16 thoughts on “Writing with myself

    1. I feel your pain – my Dad now types his edits when he reads my stuff, because his handwriting is so bad. As for fidgeting with hands, I keep a coffee mug or can of something near by at all times, for just that reason. Either that or a pencil, but usually I end up sticking it in my hair and forgetting where it went, but that’s another bad habit all together! 🙂


  1. I feel your pain, Katie 🙂 Hand editing is not a good idea for me not just because my notes can be cryptic, but also the handwriting itself is often indecipherable. That brilliant idea that I’ll just make a note about and get back to later rarely comes across well (if at all) in a few words of gibberish. And I am also one of those who doesn’t change into proper clothes until late in the day on weekends 😉


    1. I’m right there with you – my chicken scratch is deplorable. It’s good to know I’m not the only one with cryptic notes scattered throughout my edits (or the only one not dressed on the weekend – the kid *loves* those weekends as he is a self-declared comfy man)! 🙂


  2. I feel your pain. I have gotten to the point where I am editing the edits and it’s already published, but not published perfectly, and we all know that it has to be perfect. Really, I think I need to let this little bird fly.


      1. There is a sentence in my book that is missing a preposition. I saw it when I was doing a final proof, but it was only one error that was trivial. I let it go, because it would have meant uploading the manuscript again to KDP and contacting my independent publisher to do the same. Now it is bugging me and I have been re-reading and I cannot find it. It is there, somewhere, and I have probably read it over and over but my eyes can’t see it. I know it is there. It is either the word “to” or the word “the” and I am determined to find it and correct it. I feel like I am looking for a needle in a haystack. This is insane.
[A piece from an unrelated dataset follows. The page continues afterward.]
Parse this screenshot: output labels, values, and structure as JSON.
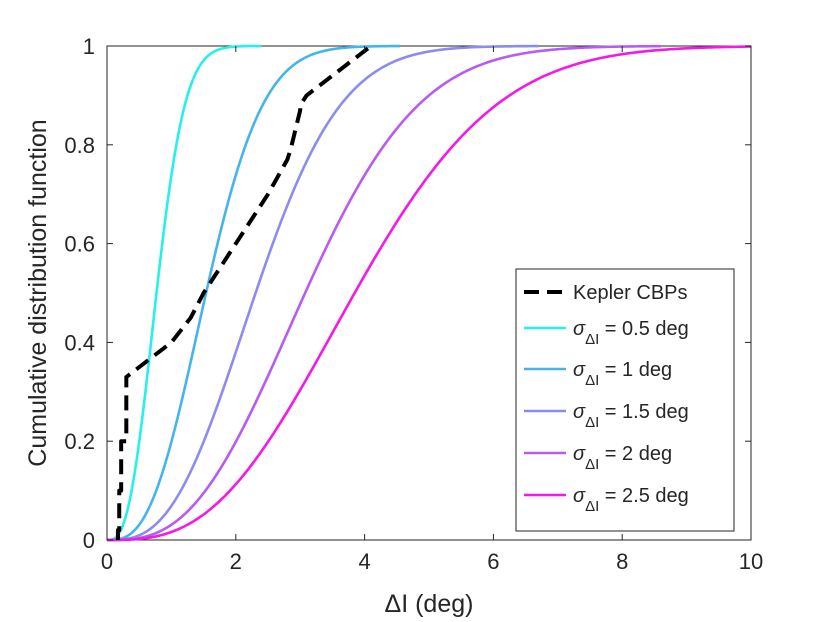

      2. Deep breaths! I know it’s going to bug you, so I hope you find it and are able to fix it easily. 🙂

        I’ve read a lot of older book reprints and I always sub in words I know are supposed to be there. I’m probably the worst kind of critical reader because if I like the ‘story,’ I give the writer all sorts of wiggle room.


      3. You are generous. Some are not. I can be hypercritical of my own work where I would not be toward the work of someone else. OCD? I might need to just adjust my meds.
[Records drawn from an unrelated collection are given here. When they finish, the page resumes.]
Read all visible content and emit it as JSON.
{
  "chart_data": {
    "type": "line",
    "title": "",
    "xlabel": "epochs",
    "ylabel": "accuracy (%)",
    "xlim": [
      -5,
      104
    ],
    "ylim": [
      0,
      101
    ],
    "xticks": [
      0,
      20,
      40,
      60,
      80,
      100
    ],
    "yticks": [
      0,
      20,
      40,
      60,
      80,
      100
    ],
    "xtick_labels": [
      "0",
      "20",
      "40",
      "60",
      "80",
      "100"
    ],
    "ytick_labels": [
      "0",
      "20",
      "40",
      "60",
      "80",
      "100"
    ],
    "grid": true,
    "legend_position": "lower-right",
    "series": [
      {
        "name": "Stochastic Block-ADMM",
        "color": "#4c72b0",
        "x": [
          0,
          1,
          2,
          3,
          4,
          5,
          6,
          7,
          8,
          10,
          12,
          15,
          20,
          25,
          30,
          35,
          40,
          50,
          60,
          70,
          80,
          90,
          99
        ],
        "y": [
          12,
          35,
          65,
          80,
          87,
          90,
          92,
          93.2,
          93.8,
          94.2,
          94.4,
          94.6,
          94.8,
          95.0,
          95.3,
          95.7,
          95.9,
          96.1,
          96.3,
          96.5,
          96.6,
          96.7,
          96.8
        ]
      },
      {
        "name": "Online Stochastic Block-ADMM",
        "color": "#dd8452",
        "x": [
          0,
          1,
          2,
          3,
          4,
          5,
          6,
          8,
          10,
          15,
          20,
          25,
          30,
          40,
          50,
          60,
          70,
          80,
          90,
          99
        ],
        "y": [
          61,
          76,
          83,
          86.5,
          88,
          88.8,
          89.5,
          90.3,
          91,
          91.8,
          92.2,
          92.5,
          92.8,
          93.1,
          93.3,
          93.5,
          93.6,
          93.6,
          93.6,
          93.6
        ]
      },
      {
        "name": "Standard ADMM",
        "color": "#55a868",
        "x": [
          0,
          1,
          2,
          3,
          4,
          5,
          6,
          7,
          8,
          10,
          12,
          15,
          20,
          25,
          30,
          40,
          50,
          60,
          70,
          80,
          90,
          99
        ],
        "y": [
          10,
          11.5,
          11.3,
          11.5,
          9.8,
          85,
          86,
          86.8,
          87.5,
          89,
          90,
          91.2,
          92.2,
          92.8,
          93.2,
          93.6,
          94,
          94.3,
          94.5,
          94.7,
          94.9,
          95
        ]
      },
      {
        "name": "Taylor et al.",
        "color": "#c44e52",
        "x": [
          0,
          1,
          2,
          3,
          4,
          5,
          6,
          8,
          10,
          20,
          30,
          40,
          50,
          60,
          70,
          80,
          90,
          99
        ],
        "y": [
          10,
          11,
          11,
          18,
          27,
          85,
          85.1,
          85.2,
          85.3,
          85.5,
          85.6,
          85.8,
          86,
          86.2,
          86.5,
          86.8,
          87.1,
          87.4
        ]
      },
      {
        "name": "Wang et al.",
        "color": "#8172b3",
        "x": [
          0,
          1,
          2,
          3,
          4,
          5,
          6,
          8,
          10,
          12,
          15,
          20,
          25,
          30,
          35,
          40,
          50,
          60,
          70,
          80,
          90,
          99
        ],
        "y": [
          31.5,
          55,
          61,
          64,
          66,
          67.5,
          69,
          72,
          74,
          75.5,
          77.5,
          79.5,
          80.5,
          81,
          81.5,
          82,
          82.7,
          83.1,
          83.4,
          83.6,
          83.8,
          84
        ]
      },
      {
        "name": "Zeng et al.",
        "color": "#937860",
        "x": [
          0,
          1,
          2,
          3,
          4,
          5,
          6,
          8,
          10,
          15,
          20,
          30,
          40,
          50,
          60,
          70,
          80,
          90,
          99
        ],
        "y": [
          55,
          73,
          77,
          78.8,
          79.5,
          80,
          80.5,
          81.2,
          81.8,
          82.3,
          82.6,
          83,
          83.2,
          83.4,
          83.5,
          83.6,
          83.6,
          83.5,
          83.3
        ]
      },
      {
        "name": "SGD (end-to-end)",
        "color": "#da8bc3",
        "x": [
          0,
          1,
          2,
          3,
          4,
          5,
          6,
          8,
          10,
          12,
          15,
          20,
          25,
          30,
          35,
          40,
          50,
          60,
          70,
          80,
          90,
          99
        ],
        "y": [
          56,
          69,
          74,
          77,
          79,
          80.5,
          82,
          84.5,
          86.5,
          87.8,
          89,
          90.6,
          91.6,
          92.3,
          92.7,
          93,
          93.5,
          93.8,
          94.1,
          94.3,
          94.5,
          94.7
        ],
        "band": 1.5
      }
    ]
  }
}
      4. 🙂 It’s okay. I think writers as a breed are a little OCD – despite the whole, ‘hey it’s 2pm and I haven’t changed out of my bathrobe’ thing (I only get to do that on saturdays and sundays, and only on rare ones at that, but I live for it!)


  3. I do the same thing. My latest one was ‘insult Nyx repeatedly’ and I have no idea what I meant by that. It was at the top of a page with no indication of what I was looking at when I wrote it. Very confusing and embarrassing. I think it’s part of the job.
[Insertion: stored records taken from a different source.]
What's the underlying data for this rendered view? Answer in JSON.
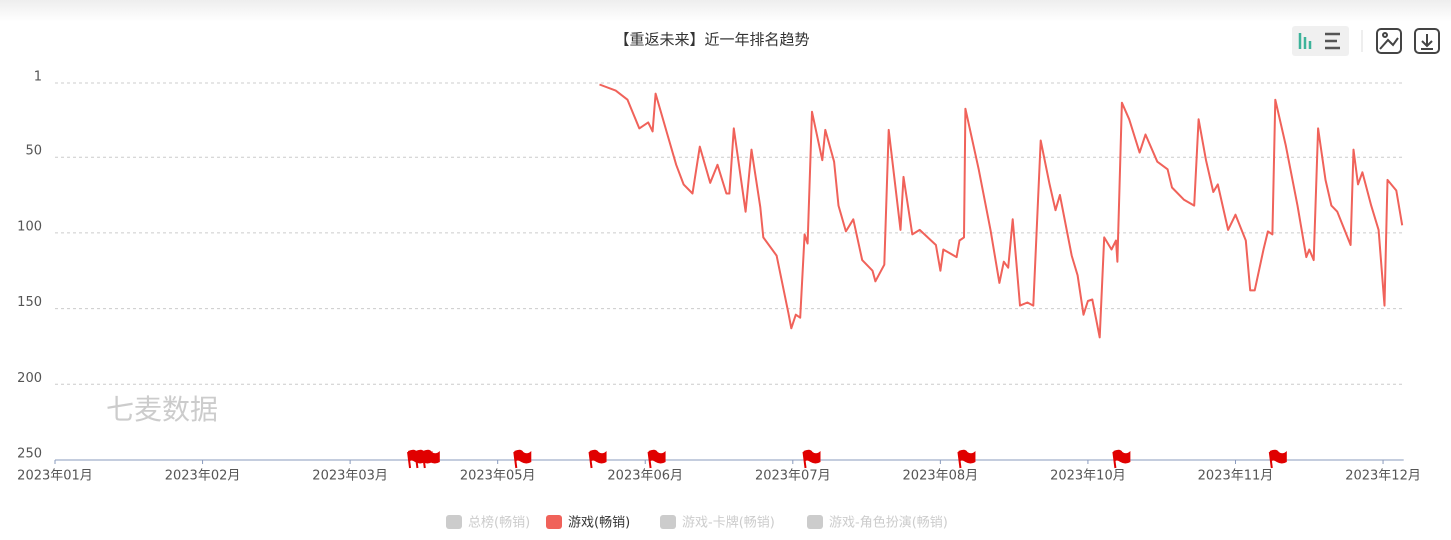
{
  "chart_data": {
    "type": "line",
    "title": "【重返未来】近一年排名趋势",
    "watermark": "七麦数据",
    "ylim": [
      1,
      250
    ],
    "inverted": true,
    "yticks": [
      1,
      50,
      100,
      150,
      200,
      250
    ],
    "xlim": [
      0,
      9.14
    ],
    "xticks": [
      {
        "value": 0,
        "label": "2023年01月"
      },
      {
        "value": 1,
        "label": "2023年02月"
      },
      {
        "value": 2,
        "label": "2023年03月"
      },
      {
        "value": 3,
        "label": "2023年05月"
      },
      {
        "value": 4,
        "label": "2023年06月"
      },
      {
        "value": 5,
        "label": "2023年07月"
      },
      {
        "value": 6,
        "label": "2023年08月"
      },
      {
        "value": 7,
        "label": "2023年10月"
      },
      {
        "value": 8,
        "label": "2023年11月"
      },
      {
        "value": 9,
        "label": "2023年12月"
      }
    ],
    "grid": true,
    "x": [
      3.69,
      3.8,
      3.88,
      3.96,
      4.02,
      4.05,
      4.07,
      4.15,
      4.21,
      4.26,
      4.32,
      4.37,
      4.44,
      4.49,
      4.55,
      4.57,
      4.6,
      4.68,
      4.72,
      4.78,
      4.8,
      4.89,
      4.97,
      4.99,
      5.02,
      5.05,
      5.08,
      5.1,
      5.13,
      5.2,
      5.22,
      5.28,
      5.31,
      5.36,
      5.41,
      5.47,
      5.54,
      5.56,
      5.62,
      5.65,
      5.73,
      5.75,
      5.81,
      5.86,
      5.97,
      6.0,
      6.02,
      6.11,
      6.13,
      6.16,
      6.17,
      6.26,
      6.34,
      6.4,
      6.43,
      6.46,
      6.49,
      6.54,
      6.59,
      6.63,
      6.68,
      6.74,
      6.78,
      6.81,
      6.89,
      6.93,
      6.97,
      7.0,
      7.03,
      7.08,
      7.11,
      7.16,
      7.19,
      7.2,
      7.23,
      7.28,
      7.35,
      7.39,
      7.47,
      7.54,
      7.57,
      7.65,
      7.72,
      7.75,
      7.8,
      7.85,
      7.88,
      7.95,
      8.0,
      8.07,
      8.1,
      8.13,
      8.19,
      8.22,
      8.25,
      8.27,
      8.34,
      8.42,
      8.48,
      8.5,
      8.53,
      8.56,
      8.61,
      8.65,
      8.69,
      8.78,
      8.8,
      8.83,
      8.86,
      8.92,
      8.97,
      9.01,
      9.03,
      9.09,
      9.13
    ],
    "series": [
      {
        "name": "游戏(畅销)",
        "color": "#f0625a",
        "values": [
          2,
          6,
          12,
          31,
          27,
          33,
          8,
          35,
          55,
          68,
          74,
          43,
          67,
          55,
          74,
          74,
          31,
          86,
          45,
          83,
          103,
          115,
          153,
          163,
          154,
          156,
          101,
          107,
          20,
          52,
          32,
          53,
          82,
          99,
          91,
          118,
          125,
          132,
          121,
          32,
          98,
          63,
          101,
          98,
          108,
          125,
          111,
          116,
          105,
          103,
          18,
          58,
          98,
          133,
          119,
          123,
          91,
          148,
          146,
          148,
          39,
          68,
          85,
          75,
          115,
          128,
          154,
          145,
          144,
          169,
          103,
          111,
          105,
          119,
          14,
          25,
          47,
          35,
          53,
          58,
          70,
          78,
          82,
          25,
          52,
          73,
          68,
          98,
          88,
          105,
          138,
          138,
          111,
          99,
          101,
          12,
          42,
          82,
          116,
          111,
          118,
          31,
          65,
          82,
          86,
          108,
          45,
          68,
          60,
          82,
          98,
          148,
          65,
          72,
          95
        ]
      }
    ],
    "flags": {
      "color": "#e00000",
      "x": [
        2.44,
        2.49,
        2.54,
        3.16,
        3.67,
        4.07,
        5.12,
        6.17,
        7.22,
        8.28
      ]
    },
    "legend": [
      {
        "name": "总榜(畅销)",
        "color": "#cccccc"
      },
      {
        "name": "游戏(畅销)",
        "color": "#f0625a"
      },
      {
        "name": "游戏-卡牌(畅销)",
        "color": "#cccccc"
      },
      {
        "name": "游戏-角色扮演(畅销)",
        "color": "#cccccc"
      }
    ]
  }
}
    1. I think so, too. The part where we drive ourselves crazier! 🙂 The one I really love to yell at though is the “meh” that will be in the margins. No notes on how to correct it, just ‘meh.’ I find some choice words for myself then.


      1. Never done that. I use ‘add more’ or ‘take away’. One time I put a big ‘X’ through a page and wrote ‘never mind’ at the top. Couldn’t figure out which one came first.


      2. That is awesome! That one wins. I’m not sure what the prize is, but it should win.

        I really enjoy the trust those kind of notes rely on – as if, while editing (for me at least), my brain is somehow 10 times more retentive than it is normally.